Tout l’enjeu de ce débat sur le matérialisme historique est là : dans cette question capitale que l’on s’est interdit de poser sur le lien entre existence, conscience et besoins. Et c’est avec elle que nous allons développer notre raisonnance hérétique dans cette dernière partie. Commençons par questionner ces besoins vitaux, essentiels à l’existence humaine, en reprenant une nuance introduite par Marx lui-même dans Le Capital à propos de la double valeur de la marchandise (valeur d’usage et valeur d’échange). Si la marchandise produite a une valeur ambivalente, le besoin que cette production doit satisfaire peut aussi avoir une nécessité ambivalente. Quels besoins faut-il satisfaire chez l’homme pour qu’il soit satisfait de son existence sans désirer faire la révolution et s’approprier les moyens de production pour se réaliser humainement ? S’agit-il de besoins de subsistance ou de besoins de jouissance ? S’agit-il de besoins définis une pour toutes ou de besoins échelonnés qui s’éclaircissent et se définissent avec le nivellement de la conscience ?

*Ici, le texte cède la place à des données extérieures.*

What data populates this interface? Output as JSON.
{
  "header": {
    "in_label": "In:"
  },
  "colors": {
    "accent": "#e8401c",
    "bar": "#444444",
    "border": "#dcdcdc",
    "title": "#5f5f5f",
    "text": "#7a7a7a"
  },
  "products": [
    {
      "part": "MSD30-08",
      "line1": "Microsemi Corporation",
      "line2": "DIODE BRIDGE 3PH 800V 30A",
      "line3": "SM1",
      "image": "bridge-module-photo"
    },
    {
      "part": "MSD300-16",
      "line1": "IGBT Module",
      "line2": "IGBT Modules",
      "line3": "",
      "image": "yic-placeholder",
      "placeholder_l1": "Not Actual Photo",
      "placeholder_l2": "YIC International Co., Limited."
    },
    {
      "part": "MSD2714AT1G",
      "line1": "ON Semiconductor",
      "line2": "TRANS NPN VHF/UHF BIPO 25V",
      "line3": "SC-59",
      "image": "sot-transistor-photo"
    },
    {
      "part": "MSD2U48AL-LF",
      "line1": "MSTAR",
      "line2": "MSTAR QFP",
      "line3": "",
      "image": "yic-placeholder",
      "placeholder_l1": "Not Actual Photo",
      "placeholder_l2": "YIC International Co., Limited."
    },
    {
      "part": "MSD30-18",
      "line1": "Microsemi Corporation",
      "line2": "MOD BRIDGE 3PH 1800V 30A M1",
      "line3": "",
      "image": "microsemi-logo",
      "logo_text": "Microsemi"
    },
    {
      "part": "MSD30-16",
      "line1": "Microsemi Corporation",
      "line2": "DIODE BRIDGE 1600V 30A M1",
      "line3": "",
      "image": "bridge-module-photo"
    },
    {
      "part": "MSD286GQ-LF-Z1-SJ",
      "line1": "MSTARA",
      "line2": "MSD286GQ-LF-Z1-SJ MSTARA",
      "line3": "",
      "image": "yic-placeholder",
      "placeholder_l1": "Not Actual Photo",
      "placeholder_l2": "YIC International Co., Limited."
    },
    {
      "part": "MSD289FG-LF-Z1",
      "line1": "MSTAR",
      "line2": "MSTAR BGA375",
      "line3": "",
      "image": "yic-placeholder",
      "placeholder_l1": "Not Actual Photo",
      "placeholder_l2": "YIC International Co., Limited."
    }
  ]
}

Ces questions obligent à un exercice réflexif pour spécifier les besoins que doivent satisfaire les hommes pour entretenir leur existence. Car c’est Marx lui-même qui écrit que si la valeur d’usage de la marchandise satisfait un besoin particulier, sa valeur d’échange mesure le degré de sa force d’attraction (Karl Marx, Le Capital, Livre 1, sous la responsabilité de Jean-Pierre Lefebvre, Quadrige/PUF, 1993, p.150). Et comme cette marchandise est produite pour satisfaire un besoin, ce besoin peut donc refléter une même ambivalence, selon qu’il doit satisfaire un besoin de subsistance pour l’existence ou un besoin essentiel pour l’essence. Ce qui nécessite aussi que les hommes aient une claire conscience de la hiérarchie de leurs besoins, du niveau d’entretien qu’ils souhaitent pour leur existence et du sens qu’ils souhaitent à cette existence. Car, si l’on croit l’étymologie latine du verbe exister (existere : sortir de, s’élever, se montrer), on peut oser dire que l’existence n’est qu’une posture de stabilité de l’être qui sort du néant pour se manifester et s’élever. Exister ne suffit donc pas pour caractériser l’essence humaine, car avec un peu de pensée critique, nous pouvons problématiser le sens provenant de l’étymologie pour demander : Sortir de pour quelle finalité ? Se manifester pour quoi faire ? S’élever vers quelle hauteur ?
Autant de questions qui permettent d’inférer quelques postulats qui vont à contre-courant des dogmes de la pensée uniforme qui caractérise notre temps :
• Postulat 1 : S’il est vrai que l’existence précède l’essence, comme l’a si bien compris et formulé Jean Paul Sartre, cela ne veut pas dire que l’existence ne tend pas vers une essence.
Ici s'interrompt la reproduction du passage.